What makes testing iterative?
When I was about eight or nine years old, my dad began to teach me the fundamentals of BASIC programming. He'd been on a course, and learned the basics, and I was eager to learn - especially how to write games. One of the first programs he demonstrated was a simple game called Go-Karts. The screen loads up: "You are on a go-kart and the steering isn't working. You must find the right letter to operate the brakes before you crash. You have five goes. Enter letter?" You then enter a letter, and the program works out if the input is correct, or if it's before or after the letter you've entered.
"J"
"After J"
"P"
"Before P"
"L"
"L is correct - you have stopped your go-kart without crashing! Another game (Y/N)?"
"After J"
"P"
"Before P"
"L"
"L is correct - you have stopped your go-kart without crashing! Another game (Y/N)?"
I was reminded of this simple game during the Omniture Summit EMEA 2011 last week, when one of the breakout presenters started talking about testing, and in particular ITERATIVE testing. Iterative testing should be the natural development from testing, and I've alluded to it in my previous posts about testing. At its simplest, basic testing involves just comparing one version of a page, creative, banner, text or call-to-action (or whatever) against another and seeing which one works best. Iterative testing works in a similar, but more advanced way, in a way similar to my dad's Go-Karts game: start with an answer which is close to the best, and then build on that answer and start from there to develop something better still. I've talked about coloured shapes as simplified versions of page elements in my previous posts on testing, so I guess it's time to develop a different example!
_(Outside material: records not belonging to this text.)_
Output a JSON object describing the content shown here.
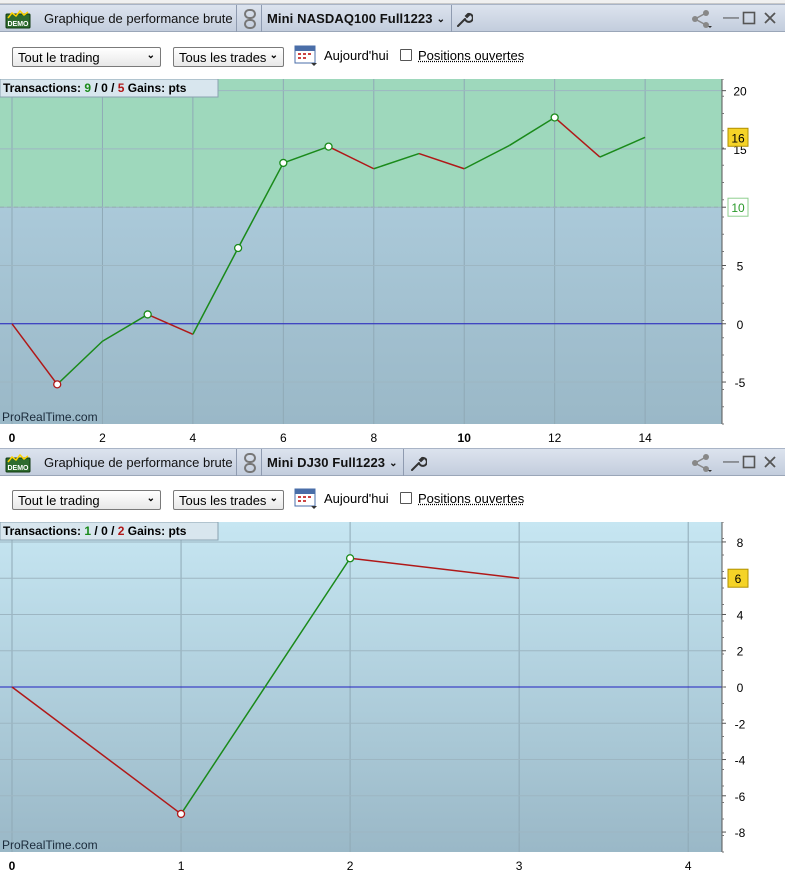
{
  "colors": {
    "gain_line": "#1a8a1a",
    "loss_line": "#b01818",
    "zero_line": "#2020c0",
    "gain_zone": "#9ed8bc",
    "chart_bg_top": "#b4d3e4",
    "chart_bg_bottom": "#9ab8c7",
    "badge_fill": "#f5d327",
    "target_text": "#2a9a2a"
  },
  "panels": [
    {
      "id": "top",
      "title": "Graphique de performance brute",
      "instrument": "Mini NASDAQ100 Full1223",
      "toolbar": {
        "scope": "Tout le trading",
        "trades": "Tous les trades",
        "today": "Aujourd'hui",
        "positions": "Positions ouvertes"
      },
      "info": {
        "label": "Transactions:",
        "wins": "9",
        "sep1": "/",
        "neutral": "0",
        "sep2": "/",
        "losses": "5",
        "gains": "Gains: pts"
      },
      "watermark": "ProRealTime.com",
      "last_value_badge": "16",
      "target_label": "10",
      "chart_data": {
        "type": "line",
        "x": [
          0,
          1,
          2,
          3,
          4,
          5,
          6,
          7,
          8,
          9,
          10,
          11,
          12,
          13,
          14
        ],
        "y": [
          0,
          -5.2,
          -1.5,
          0.8,
          -0.9,
          6.5,
          13.8,
          15.2,
          13.3,
          14.6,
          13.3,
          15.3,
          17.7,
          14.3,
          16
        ],
        "xlim": [
          0,
          15.7
        ],
        "ylim": [
          -8.6,
          21
        ],
        "x_ticks": [
          "0",
          "2",
          "4",
          "6",
          "8",
          "10",
          "12",
          "14"
        ],
        "y_ticks": [
          "20",
          "15",
          "10",
          "5",
          "0",
          "-5"
        ],
        "gain_zone_from": 10,
        "markers_gain": [
          3,
          5,
          6,
          7,
          12
        ],
        "markers_loss": [
          1
        ]
      }
    },
    {
      "id": "bottom",
      "title": "Graphique de performance brute",
      "instrument": "Mini DJ30 Full1223",
      "toolbar": {
        "scope": "Tout le trading",
        "trades": "Tous les trades",
        "today": "Aujourd'hui",
        "positions": "Positions ouvertes"
      },
      "info": {
        "label": "Transactions:",
        "wins": "1",
        "sep1": "/",
        "neutral": "0",
        "sep2": "/",
        "losses": "2",
        "gains": "Gains: pts"
      },
      "watermark": "ProRealTime.com",
      "last_value_badge": "6",
      "chart_data": {
        "type": "line",
        "x": [
          0,
          1,
          2,
          3
        ],
        "y": [
          0,
          -7,
          7.1,
          6
        ],
        "xlim": [
          0,
          4.2
        ],
        "ylim": [
          -9.1,
          9.1
        ],
        "x_ticks": [
          "0",
          "1",
          "2",
          "3",
          "4"
        ],
        "y_ticks": [
          "8",
          "6",
          "4",
          "2",
          "0",
          "-2",
          "-4",
          "-6",
          "-8"
        ],
        "markers_gain": [
          2
        ],
        "markers_loss": [
          1
        ]
      }
    }
  ]
}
Suppose I've tested the five following page headlines, and achieved the following points scores (per day), running each one for a week, so that the total test lasted five weeks.
"Cheap hi-quality widgets on sale now" - 135 points
"Discounted quality widgets available now" - 180 points
"Cheap widgets reduced now" - 110 points
"Advanced widgets available now" - 210 points
"Exclusive advanced widgets on sale now" - 200 points
"Discounted quality widgets available now" - 180 points
"Cheap widgets reduced now" - 110 points
"Advanced widgets available now" - 210 points
"Exclusive advanced widgets on sale now" - 200 points
What would you test next?
This question is the kind of open question which will help you to see if you're doing iterative testing, or just basic testing. What can we learn from the five tests that we've run so far? Anything? Or nothing? Do we have make another random guess, or can we use these results to guide us towards something that should do well?
Looking at the results from these preliminary tests, the best headline, "Advanced widgets available now" scored almost twice as many points per day as "Cheap widgets reduced now". At the very worst, we should run with this high-performing headline, which is doing marginally better than the most recent attempt, "Exclusive advanced widgets on sale now." This shouldn't pose a problem for a web development team - after all, the creative has already been designed and just needs to be re-published. All that's needed is to admit that the latest version isn't as good as an earlier idea, and to go backwards in order to go forwards.
Anyway: we can see that "Advanced..." got the best score, and is the best place to start from. We can also see that the two lowest performing headlines include the word "Cheap" so this looks like a word to avoid. From this, it looks like "Advanced widgets on sale now" and "Exclusive advanced widgets available now" are places to start from - we've eliminated the word 'cheap' and now we can look at how 'available now' compares to 'on sale now'. This is the time for developing test variations on these ideas - following the general principles that have been established by the first round of testing. This is not the time for trying a whole set of new ideas; this would mean ignoring all the potential learning and starting to make sub-optimal decisions (as they're sometimes known).
Referring back to my earlier post, this is the time in the process for making hypotheses on your data. I have to disagree with the speaker at the Omniture EMEA Summit, when she gave an example hypothesis as, "We believe that changing the page headline will drive more engagement with the site, and therefore better conversion." This is just a theory. A hypothesis says all that, and then adds, "because visitors read the page headline first when they see a page, and use that as a primary influencer to decide if the page meets their needs."
So, here's a hypothesis on the data: "Including the word 'cheap' in our headline puts visitors off because they're after premium products, not inexpensive ones. We need to focus on premium-type words because these are more attractive to our visitors." In fact - as you can see, I've even added a recommendation after my hypothesis (I couldn't resist).
And that's the foundation of iterative testing - using what's gone before and refining and improving it. Yes, it's possible that a later iteration might throw up results that are completely unexpected - and worse than before - but then that's the time to improve and refine your hypothesis. Interestingly, the less shallow hypotheses will still hold true, "We believe that changing the page headline will drive more engagement with the site, and therefore better conversion." - as it isn't specific enough.
Anyway, that's enough on iterative testing for now; I'm off to go and play my dad's second iteration of the Go-Karts game, which went something like, "You are floating down a river, and the crocodiles are gathering. You must guess how many crocodiles there are in order to escape. How many (1-50)?"